In [5]:
import numpy as np
import pandas as pd
import cvxpy as cp
import mosek
import matplotlib.pyplot as plt
import affine_approx as af
import importlib
import scipy.stats
from scipy.stats import norm, chi2, wishart, beta, lognorm

In [17]:
def kl_ca_conj(x):
    return(1-np.exp(-x))

def rk_eval(X,delta, phi_conj):
    n = len(X)
    som = 0
    X = np.sort(X)
    X_diff = np.concatenate((np.array([X[0]]),np.diff(X)))
    for i in range(n):
        som = som + phi_conj(delta*(n-i)/n)*X_diff[i]
    return(som/delta)

def sd(X):
    n = len(X)
    som = 0
    m = np.mean(X)
    for i in range(n):
        som = som + (X[i]-m)**2
    return(np.sqrt(som/n))

def miniance(X):
    n = len(X)
    som = 0
    X = np.sort(X)
    X_diff = np.concatenate((np.array([X[0]]),np.diff(X)))
    for i in range(n):
        som = som + ((n-i)/n)**2*X_diff[i]
    return(som)

def h_ddro(x,delta):
    teller = 1-np.exp(-delta*x)
    noemer = 1-np.exp(-delta)
    return(teller/noemer)


def argmax_kl_dtconj(x2,x1,delta):
    frac = (np.exp(-delta*x1)-np.exp(-delta*x2))/(x2-x1)
    return(-np.log(frac/delta)/delta)

def max_kl_dtconj(x2,x1,x,delta):
    frac = (h_ddro(x2,delta)-h_ddro(x1,delta))/(x2-x1)
    return(h_ddro(x,delta)-frac*(x-x1)-h_ddro(x1,delta))

In [27]:
def generate_samples(delta, N):
    samples = []
    for _ in range(N):
        random_number = np.random.rand()
        if random_number < delta:
            samples.append(0)  # With probability delta, append 0
        else:
            samples.append(np.random.choice([-1, 1]))  # With probability 1-delta, append -1 or 1 
    return samples


def generate_samples_with_perturbations(N, delta_gen, epsilon_gen, M):
    # generate samples X = X1 + Z
    X_samples = np.zeros(N)
    
    # Generate samples for X1
    # X1 = 0 with probability delta_gen, and with probability (1 - delta_gen), X1 = 1 or -1
    X1_samples = np.where(np.random.rand(N) < delta_gen, 
                          0, 
                          np.random.choice([-1, 1], size=N))
    
    # Generate samples for Z
    # Z = 0 with probability (1 - epsilon_gen), and Z = M with probability epsilon_gen
    Z_samples = np.where(np.random.rand(N) < epsilon_gen, 
                         M, 
                         0)
    
    X_samples = X1_samples + Z_samples
    
    return X_samples

def median_saa(X):
    n = len(X)
    theta = cp.Variable()
    objective = cp.Minimize(cp.sum(cp.abs(theta - X)) / n)
    problem = cp.Problem(objective)
    problem.solve()
    return theta.value, problem.value


def median_dro(X, r):
    n = len(X)
    lambda_var = cp.Variable(nonneg=True)
    theta = cp.Variable()
    eta = cp.Variable()
    t = cp.Variable(n)

    
    objective = cp.Minimize(eta + lambda_var * (r - 1) + cp.sum(t) / n)
    abs_diff = cp.abs(theta - X)
    kl_div_term = -cp.kl_div(t, lambda_var) - lambda_var + t
    constraints = [t >= 0, abs_diff - eta <= kl_div_term]

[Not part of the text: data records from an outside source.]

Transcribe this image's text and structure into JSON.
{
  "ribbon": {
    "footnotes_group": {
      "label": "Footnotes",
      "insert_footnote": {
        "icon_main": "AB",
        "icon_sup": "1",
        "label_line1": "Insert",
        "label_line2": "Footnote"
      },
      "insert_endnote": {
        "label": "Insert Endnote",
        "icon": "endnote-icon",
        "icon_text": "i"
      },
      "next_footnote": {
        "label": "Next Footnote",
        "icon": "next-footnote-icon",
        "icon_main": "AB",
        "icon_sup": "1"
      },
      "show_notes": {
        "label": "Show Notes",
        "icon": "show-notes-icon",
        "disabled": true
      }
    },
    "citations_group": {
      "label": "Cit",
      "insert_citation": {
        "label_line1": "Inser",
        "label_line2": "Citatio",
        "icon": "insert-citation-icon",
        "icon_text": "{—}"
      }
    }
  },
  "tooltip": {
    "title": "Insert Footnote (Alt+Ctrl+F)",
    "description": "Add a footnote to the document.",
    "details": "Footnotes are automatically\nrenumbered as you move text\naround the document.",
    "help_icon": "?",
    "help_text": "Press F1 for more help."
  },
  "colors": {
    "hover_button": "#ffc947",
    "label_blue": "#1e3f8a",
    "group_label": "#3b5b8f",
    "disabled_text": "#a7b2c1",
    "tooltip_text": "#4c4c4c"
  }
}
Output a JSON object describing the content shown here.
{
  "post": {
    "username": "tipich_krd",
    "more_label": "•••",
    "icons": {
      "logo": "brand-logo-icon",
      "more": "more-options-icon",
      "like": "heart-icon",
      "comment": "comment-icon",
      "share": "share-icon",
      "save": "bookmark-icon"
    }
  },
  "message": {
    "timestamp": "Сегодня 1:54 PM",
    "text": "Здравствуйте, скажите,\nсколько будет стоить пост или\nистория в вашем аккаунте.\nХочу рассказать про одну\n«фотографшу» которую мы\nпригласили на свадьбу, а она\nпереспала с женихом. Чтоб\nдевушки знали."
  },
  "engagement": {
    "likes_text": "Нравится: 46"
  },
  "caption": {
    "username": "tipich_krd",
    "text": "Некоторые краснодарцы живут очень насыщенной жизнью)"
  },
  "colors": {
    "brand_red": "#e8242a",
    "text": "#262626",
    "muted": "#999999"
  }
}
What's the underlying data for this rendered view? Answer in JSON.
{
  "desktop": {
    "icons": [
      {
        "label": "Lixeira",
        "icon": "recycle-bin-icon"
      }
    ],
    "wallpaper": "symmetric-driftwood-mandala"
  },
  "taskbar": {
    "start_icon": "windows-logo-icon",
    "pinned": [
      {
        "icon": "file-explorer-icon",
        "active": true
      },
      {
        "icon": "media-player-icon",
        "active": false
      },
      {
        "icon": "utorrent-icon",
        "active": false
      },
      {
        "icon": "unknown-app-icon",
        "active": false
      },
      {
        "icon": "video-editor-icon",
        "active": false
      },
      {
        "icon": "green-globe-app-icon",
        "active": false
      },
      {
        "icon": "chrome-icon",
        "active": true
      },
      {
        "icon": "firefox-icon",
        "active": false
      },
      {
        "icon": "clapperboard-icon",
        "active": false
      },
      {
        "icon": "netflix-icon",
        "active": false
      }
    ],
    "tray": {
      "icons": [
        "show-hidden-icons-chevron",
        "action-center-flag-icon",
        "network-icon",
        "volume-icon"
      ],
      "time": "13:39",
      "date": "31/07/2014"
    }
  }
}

    problem = cp.Problem(objective, constraints)

    problem.solve()

    return theta.value, problem.value

def median_ddro(R, slope, const):
    n = len(R)
    K = len(slope)
    theta = cp.Variable()
    beta = cp.Variable()
    lbda = cp.Variable((n, K), nonneg=True)
    v = cp.Variable(K, nonneg=True)
    p = np.ones(n) / n
    c = cp.Variable()
    abs_diff = cp.abs(theta - R)
    constraints = [
        abs_diff - cp.sum(lbda, axis=1) - beta <= 0,  
        lbda <= cp.reshape(v, (1, K),order='F')  # Ensure v is broadcasted to shape (1, K)
    ]
    
    constraints.append(beta + v @ const + p @ (lbda @ slope) <= c)
    obj = cp.Minimize(c)
    prob = cp.Problem(obj, constraints)
    prob.solve()
    
    return theta.value, prob.value



In [43]:
# Robust median estimation
M = 300
eps_gen = 0.009  # Set epsilon to your desired value
delta_gen = 0.01  # Set delta to your desired value
N = 1000  # Number of samples to generate
eps = 0.0001
rep = 100
saa_count = 0
dro_count = 0
ddro_count = 0
np.random.seed(250)
for i in range(rep):
    #samples = generate_samples(delta_gen,N)   #### Use this to generate samples without perturbation
    samples = generate_samples_with_perturbations(N, delta_gen, eps_gen, M)      #### Use this to generate samples with perturbation
    r = chi2.ppf(0.999,1)/(2*N)
    r2 = np.sqrt(2*chi2.ppf(0.999,1))
    delta = r2/np.sqrt(N)
    x_points = af.affine_approx(eps,argmax_kl_dtconj,max_kl_dtconj,delta)
    if len(x_points)==2:
        print('true')
    else:
        [slope, const] = af.makepoints(h_ddro,x_points,delta)
    sol_saa = median_saa(samples)[0]
    sol_dro = median_dro(samples,r)[0]
    sol_ddro = median_ddro(samples, slope, const)[0]
    if np.abs(sol_saa) <= 0.01:
        saa_count = saa_count + 1
    if np.abs(sol_dro) <= 0.01:
        dro_count = dro_count + 1
    if np.abs(sol_ddro) <= 0.01:
        ddro_count = ddro_count + 1
    if i% 50 == 0:
        print(i)
    

0
50


In [45]:
print(np.mean(saa_count))
print(np.mean(dro_count))
print(np.mean(ddro_count))

22.0
22.0
84.0